British-Iranian mother Nazanin Zaghari-Ratcliffe has lost an appeal against a second jail term in Iran after spending more than five years in detention, her supporters said on Saturday.
The 43-year-old project manager, who lived in London with her husband and now seven-year-old daughter, has been held in Iran since 2016 and served a five-year sentence.
In late April, she was sentenced to another year's imprisonment and banned from leaving the country for a further 12 months.
Nazanin's Iranian lawyer was told in a phone call on Saturday that "the appeal on her second case failed", according to the #Free Nazanin Twitter account run by her supporters.
Her husband Richard Ratcliffe told the BBC his wife was now "traumatized at the thought of having to go back to jail".
The judge made the ruling without a court hearing, her supporters said, adding that so far there is no summons date for her return to prison.
Iran has not issued any official statement, following its usual practice.
Labor MP Tulip Siddiq, who represents the constituency where Zaghari-Ratcliffe's husband and daughter live, tweeted that she "could now be returned to prison at any time".
The MP urged Prime Minister Boris Johnson to "act now to #Free Nazanin".
Ratcliffe told the BBC that he did not expect her to be reimprisoned immediately "but I think it's only a matter of time.

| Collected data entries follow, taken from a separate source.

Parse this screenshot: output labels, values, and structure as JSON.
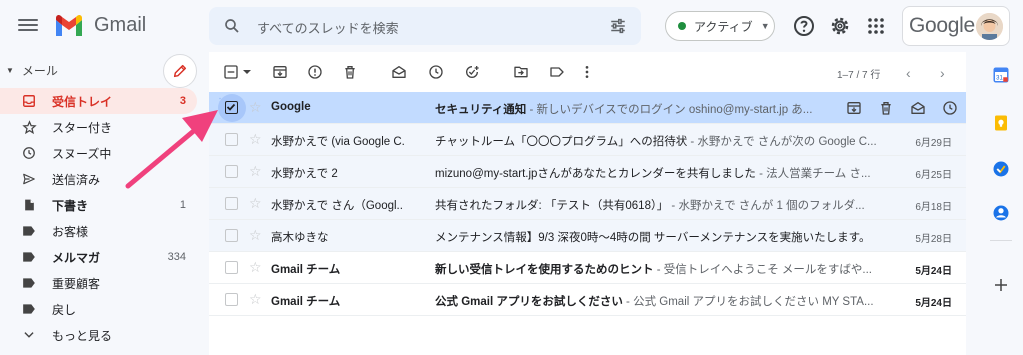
{
  "app": {
    "name": "Gmail"
  },
  "search": {
    "placeholder": "すべてのスレッドを検索"
  },
  "status": {
    "label": "アクティブ",
    "color": "#1e8e3e"
  },
  "account": {
    "google_label": "Google"
  },
  "sidebar": {
    "section_label": "メール",
    "items": [
      {
        "label": "受信トレイ",
        "count": "3",
        "icon": "inbox-icon"
      },
      {
        "label": "スター付き",
        "count": "",
        "icon": "star-icon"
      },
      {
        "label": "スヌーズ中",
        "count": "",
        "icon": "clock-icon"
      },
      {
        "label": "送信済み",
        "count": "",
        "icon": "send-icon"
      },
      {
        "label": "下書き",
        "count": "1",
        "icon": "draft-icon"
      },
      {
        "label": "お客様",
        "count": "",
        "icon": "label-icon"
      },
      {
        "label": "メルマガ",
        "count": "334",
        "icon": "label-icon"
      },
      {
        "label": "重要顧客",
        "count": "",
        "icon": "label-icon"
      },
      {
        "label": "戻し",
        "count": "",
        "icon": "label-icon"
      },
      {
        "label": "もっと見る",
        "count": "",
        "icon": "chevron-down-icon"
      }
    ]
  },
  "toolbar": {
    "pager": "1–7 / 7 行"
  },
  "emails": [
    {
      "sender": "Google",
      "subject": "セキュリティ通知",
      "snippet": " - 新しいデバイスでのログイン oshino@my-start.jp あ...",
      "date": "",
      "unread": true,
      "selected": true
    },
    {
      "sender": "水野かえで (via Google C.",
      "subject": "チャットルーム「〇〇〇プログラム」への招待状",
      "snippet": " - 水野かえで さんが次の Google C...",
      "date": "6月29日",
      "unread": false,
      "selected": false
    },
    {
      "sender": "水野かえで 2",
      "subject": "mizuno@my-start.jpさんがあなたとカレンダーを共有しました",
      "snippet": " - 法人営業チーム さ...",
      "date": "6月25日",
      "unread": false,
      "selected": false
    },
    {
      "sender": "水野かえで さん（Googl..",
      "subject": "共有されたフォルダ: 「テスト（共有0618）」",
      "snippet": " - 水野かえで さんが 1 個のフォルダ...",
      "date": "6月18日",
      "unread": false,
      "selected": false
    },
    {
      "sender": "高木ゆきな",
      "subject": "メンテナンス情報】9/3 深夜0時〜4時の間 サーバーメンテナンスを実施いたします。",
      "snippet": "",
      "date": "5月28日",
      "unread": false,
      "selected": false
    },
    {
      "sender": "Gmail チーム",
      "subject": "新しい受信トレイを使用するためのヒント",
      "snippet": " - 受信トレイへようこそ メールをすばや...",
      "date": "5月24日",
      "unread": true,
      "selected": false
    },
    {
      "sender": "Gmail チーム",
      "subject": "公式 Gmail アプリをお試しください",
      "snippet": " - 公式 Gmail アプリをお試しください MY STA...",
      "date": "5月24日",
      "unread": true,
      "selected": false
    }
  ],
  "colors": {
    "accent_red": "#d93025",
    "selected_row": "#c2dbff",
    "arrow": "#f0417d"
  }
}
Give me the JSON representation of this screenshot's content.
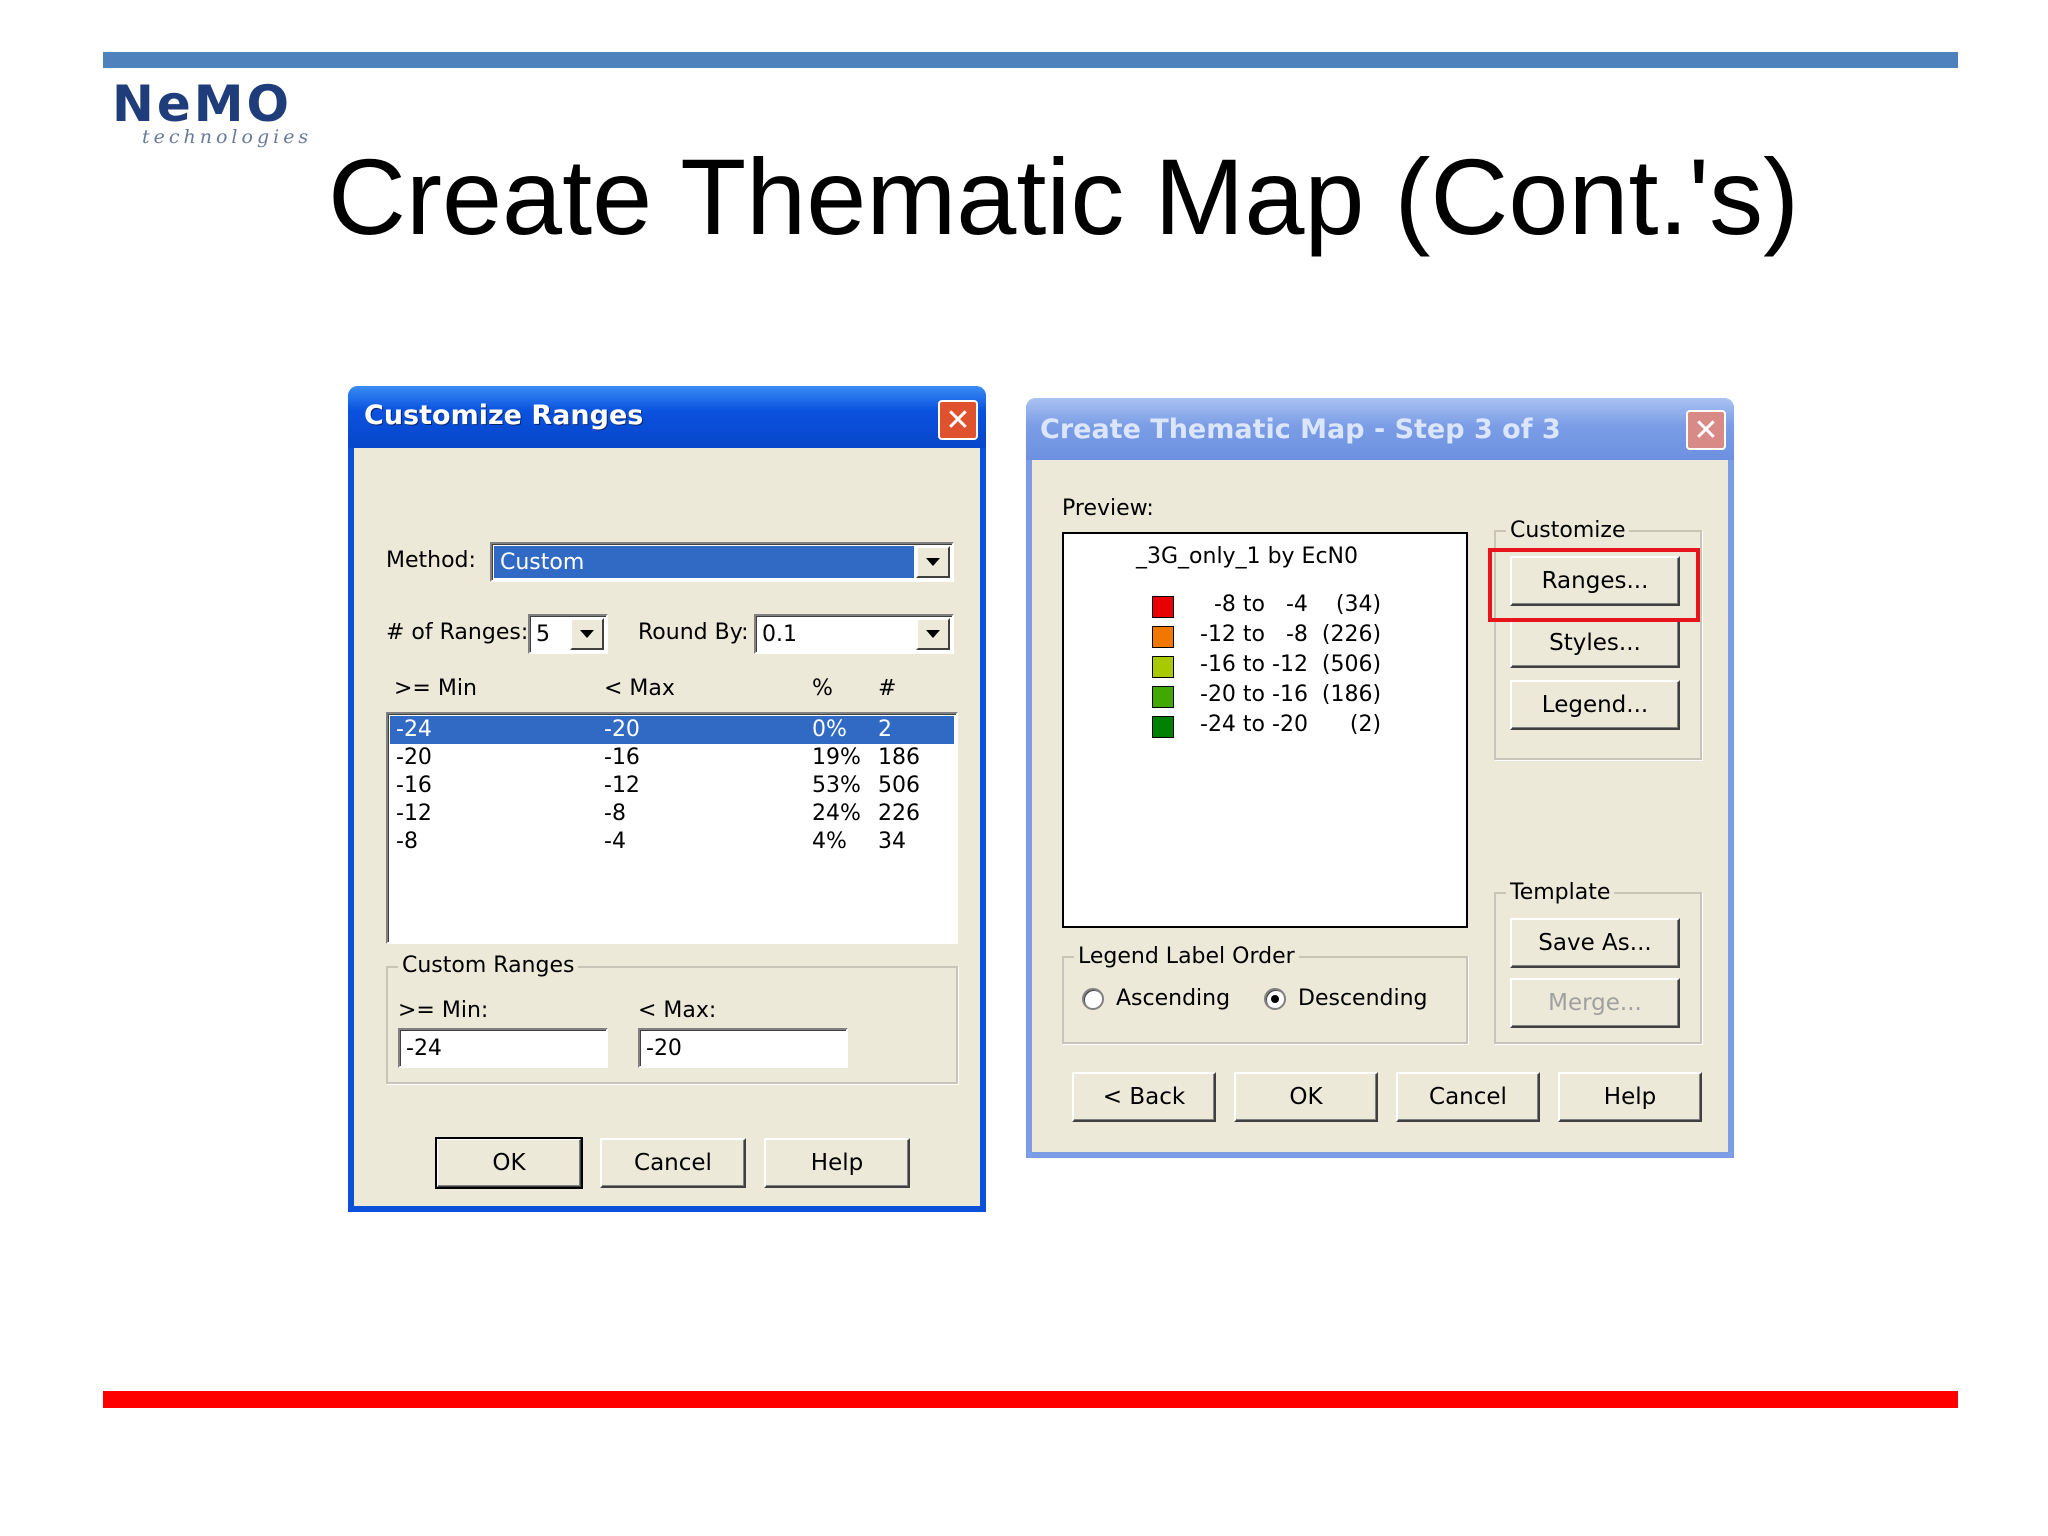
{
  "slide": {
    "title": "Create Thematic Map (Cont.'s)",
    "logo": {
      "word": "NeMO",
      "tagline": "technologies"
    }
  },
  "customize_ranges": {
    "title": "Customize Ranges",
    "method_label": "Method:",
    "method_value": "Custom",
    "num_ranges_label": "# of Ranges:",
    "num_ranges_value": "5",
    "round_by_label": "Round By:",
    "round_by_value": "0.1",
    "columns": [
      ">= Min",
      "< Max",
      "%",
      "#"
    ],
    "rows": [
      {
        "min": "-24",
        "max": "-20",
        "pct": "0%",
        "count": "2",
        "selected": true
      },
      {
        "min": "-20",
        "max": "-16",
        "pct": "19%",
        "count": "186"
      },
      {
        "min": "-16",
        "max": "-12",
        "pct": "53%",
        "count": "506"
      },
      {
        "min": "-12",
        "max": "-8",
        "pct": "24%",
        "count": "226"
      },
      {
        "min": "-8",
        "max": "-4",
        "pct": "4%",
        "count": "34"
      }
    ],
    "custom_ranges_label": "Custom Ranges",
    "min_label": ">= Min:",
    "min_value": "-24",
    "max_label": "< Max:",
    "max_value": "-20",
    "ok": "OK",
    "cancel": "Cancel",
    "help": "Help"
  },
  "thematic_step3": {
    "title": "Create Thematic Map - Step 3 of 3",
    "preview_label": "Preview:",
    "legend_title": "_3G_only_1 by EcN0",
    "legend_items": [
      {
        "text": "  -8 to   -4    (34)",
        "color": "#e80000"
      },
      {
        "text": "-12 to   -8  (226)",
        "color": "#f07800"
      },
      {
        "text": "-16 to -12  (506)",
        "color": "#a8c800"
      },
      {
        "text": "-20 to -16  (186)",
        "color": "#40a800"
      },
      {
        "text": "-24 to -20      (2)",
        "color": "#008000"
      }
    ],
    "customize_label": "Customize",
    "ranges_btn": "Ranges...",
    "styles_btn": "Styles...",
    "legend_btn": "Legend...",
    "template_label": "Template",
    "save_as_btn": "Save As...",
    "merge_btn": "Merge...",
    "legend_order_label": "Legend Label Order",
    "ascending": "Ascending",
    "descending": "Descending",
    "descending_selected": true,
    "back": "< Back",
    "ok": "OK",
    "cancel": "Cancel",
    "help": "Help"
  },
  "colors": {
    "top_bar": "#4f81bd",
    "bottom_bar": "#ff0000",
    "highlight": "#e8141c"
  }
}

She's being used as a bargaining chip."
Zaghari-Ratcliffe is one of a number of Western passport holders being held by Iran in what rights groups condemn as a policy of hostage-taking aimed at winning concessions from foreign powers.

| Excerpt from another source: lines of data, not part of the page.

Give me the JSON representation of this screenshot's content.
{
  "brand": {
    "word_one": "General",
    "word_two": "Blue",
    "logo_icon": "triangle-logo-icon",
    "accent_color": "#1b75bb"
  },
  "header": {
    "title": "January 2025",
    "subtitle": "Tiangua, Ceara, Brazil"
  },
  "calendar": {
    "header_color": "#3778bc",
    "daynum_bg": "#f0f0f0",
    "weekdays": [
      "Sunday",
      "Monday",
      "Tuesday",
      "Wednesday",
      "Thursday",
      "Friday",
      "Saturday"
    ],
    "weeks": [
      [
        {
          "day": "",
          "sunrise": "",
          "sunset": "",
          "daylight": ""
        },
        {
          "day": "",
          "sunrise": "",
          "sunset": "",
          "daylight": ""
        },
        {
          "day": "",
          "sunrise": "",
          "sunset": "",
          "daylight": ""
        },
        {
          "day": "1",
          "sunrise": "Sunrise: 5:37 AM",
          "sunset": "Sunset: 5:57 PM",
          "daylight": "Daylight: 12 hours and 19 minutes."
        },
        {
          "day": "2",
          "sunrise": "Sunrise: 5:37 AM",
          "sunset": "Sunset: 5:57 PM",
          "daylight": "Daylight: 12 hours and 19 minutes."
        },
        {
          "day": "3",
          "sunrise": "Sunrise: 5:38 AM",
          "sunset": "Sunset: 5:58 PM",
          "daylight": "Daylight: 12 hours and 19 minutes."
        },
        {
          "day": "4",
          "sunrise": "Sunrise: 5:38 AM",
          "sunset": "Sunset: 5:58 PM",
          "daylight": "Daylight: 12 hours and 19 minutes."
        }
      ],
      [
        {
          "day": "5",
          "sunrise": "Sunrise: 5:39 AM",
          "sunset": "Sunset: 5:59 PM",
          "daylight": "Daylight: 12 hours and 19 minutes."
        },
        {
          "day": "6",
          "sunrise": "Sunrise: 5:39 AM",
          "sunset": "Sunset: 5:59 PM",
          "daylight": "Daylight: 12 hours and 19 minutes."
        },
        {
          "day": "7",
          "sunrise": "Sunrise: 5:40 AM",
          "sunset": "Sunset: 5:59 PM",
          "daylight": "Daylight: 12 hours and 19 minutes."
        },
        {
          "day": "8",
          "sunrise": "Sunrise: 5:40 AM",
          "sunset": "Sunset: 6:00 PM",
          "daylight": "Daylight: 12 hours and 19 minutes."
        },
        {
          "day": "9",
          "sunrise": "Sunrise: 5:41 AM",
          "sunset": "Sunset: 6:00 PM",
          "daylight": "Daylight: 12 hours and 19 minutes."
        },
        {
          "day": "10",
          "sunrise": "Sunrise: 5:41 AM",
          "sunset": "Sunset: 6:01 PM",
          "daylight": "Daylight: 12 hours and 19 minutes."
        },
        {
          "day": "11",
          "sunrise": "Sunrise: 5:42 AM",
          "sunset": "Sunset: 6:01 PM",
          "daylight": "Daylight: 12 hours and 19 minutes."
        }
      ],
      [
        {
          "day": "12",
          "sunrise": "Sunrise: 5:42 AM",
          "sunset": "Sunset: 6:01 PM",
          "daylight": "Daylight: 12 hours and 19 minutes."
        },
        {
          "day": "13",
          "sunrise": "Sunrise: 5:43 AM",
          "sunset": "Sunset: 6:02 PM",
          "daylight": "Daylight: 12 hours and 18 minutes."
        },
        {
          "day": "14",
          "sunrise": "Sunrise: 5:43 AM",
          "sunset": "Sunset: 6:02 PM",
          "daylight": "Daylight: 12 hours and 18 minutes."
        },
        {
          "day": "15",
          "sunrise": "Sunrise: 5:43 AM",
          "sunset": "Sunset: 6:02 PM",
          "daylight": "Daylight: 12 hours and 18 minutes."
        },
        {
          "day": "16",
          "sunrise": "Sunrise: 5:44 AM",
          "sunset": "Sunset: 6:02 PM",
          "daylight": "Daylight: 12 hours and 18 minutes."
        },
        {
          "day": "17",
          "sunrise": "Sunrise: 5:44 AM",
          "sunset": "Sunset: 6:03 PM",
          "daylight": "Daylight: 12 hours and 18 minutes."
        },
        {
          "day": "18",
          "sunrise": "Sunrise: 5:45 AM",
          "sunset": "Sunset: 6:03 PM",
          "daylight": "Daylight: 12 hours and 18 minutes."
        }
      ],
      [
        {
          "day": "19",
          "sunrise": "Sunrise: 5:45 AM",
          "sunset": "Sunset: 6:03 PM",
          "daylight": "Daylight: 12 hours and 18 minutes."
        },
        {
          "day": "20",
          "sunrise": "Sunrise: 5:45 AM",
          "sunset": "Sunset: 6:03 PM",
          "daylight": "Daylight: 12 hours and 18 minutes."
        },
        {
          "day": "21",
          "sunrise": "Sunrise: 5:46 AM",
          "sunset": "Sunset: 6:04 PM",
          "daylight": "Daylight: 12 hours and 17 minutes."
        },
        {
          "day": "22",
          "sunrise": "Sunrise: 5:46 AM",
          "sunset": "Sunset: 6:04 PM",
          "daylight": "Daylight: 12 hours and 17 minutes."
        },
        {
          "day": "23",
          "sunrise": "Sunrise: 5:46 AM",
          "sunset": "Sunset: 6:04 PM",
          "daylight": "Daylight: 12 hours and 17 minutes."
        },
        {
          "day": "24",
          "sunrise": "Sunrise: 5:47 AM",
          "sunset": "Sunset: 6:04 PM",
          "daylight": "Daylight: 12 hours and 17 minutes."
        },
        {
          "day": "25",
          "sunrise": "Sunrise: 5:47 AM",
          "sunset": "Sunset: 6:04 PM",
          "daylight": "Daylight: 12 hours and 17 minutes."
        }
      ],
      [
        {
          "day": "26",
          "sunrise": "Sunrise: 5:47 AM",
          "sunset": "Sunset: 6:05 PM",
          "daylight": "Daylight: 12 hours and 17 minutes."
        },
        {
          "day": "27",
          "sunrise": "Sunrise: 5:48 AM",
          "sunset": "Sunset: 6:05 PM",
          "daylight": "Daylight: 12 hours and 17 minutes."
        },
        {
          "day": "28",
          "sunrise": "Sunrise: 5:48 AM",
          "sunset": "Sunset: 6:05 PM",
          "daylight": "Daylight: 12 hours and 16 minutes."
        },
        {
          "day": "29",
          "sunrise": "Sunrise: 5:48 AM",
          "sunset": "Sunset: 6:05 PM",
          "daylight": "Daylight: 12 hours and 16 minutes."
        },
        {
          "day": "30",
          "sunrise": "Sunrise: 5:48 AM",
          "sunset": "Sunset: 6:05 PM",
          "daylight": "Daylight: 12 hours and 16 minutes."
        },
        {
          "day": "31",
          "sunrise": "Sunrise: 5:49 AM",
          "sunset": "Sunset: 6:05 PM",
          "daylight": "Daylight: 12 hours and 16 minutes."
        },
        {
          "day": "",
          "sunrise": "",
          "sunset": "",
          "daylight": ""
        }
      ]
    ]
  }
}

The project manager for the Thomson Reuters Foundation, the news agency and data firm's philanthropic arm, was arrested in April 2016 while visiting family.
She was convicted of plotting to overthrow the regime, a charge she strenuously denied.

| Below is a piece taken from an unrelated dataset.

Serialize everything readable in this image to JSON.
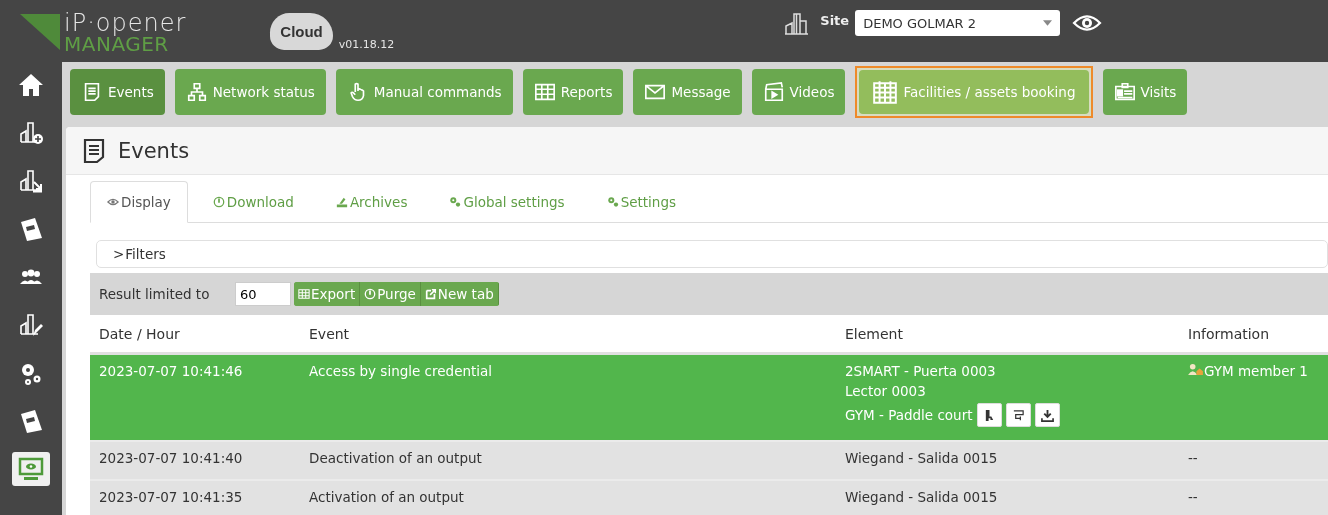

She completed that sentence in March this year, only to be slapped with a fresh one-year jail term for "propaganda against the system".
The UK's then-foreign minister Dominic Raab condemned the second sentence, saying that Iran's treatment of Zaghari-Ratcliffe amounted to torture and she was being held unlawfully.
Zaghari-Ratcliffe has been living with her parents in Tehran while her appeal was under way, barred from leaving the country.
Her husband and daughter last month took part in a protest organized by Amnesty International near the Houses of Parliament to mark her 2,000th day in detention.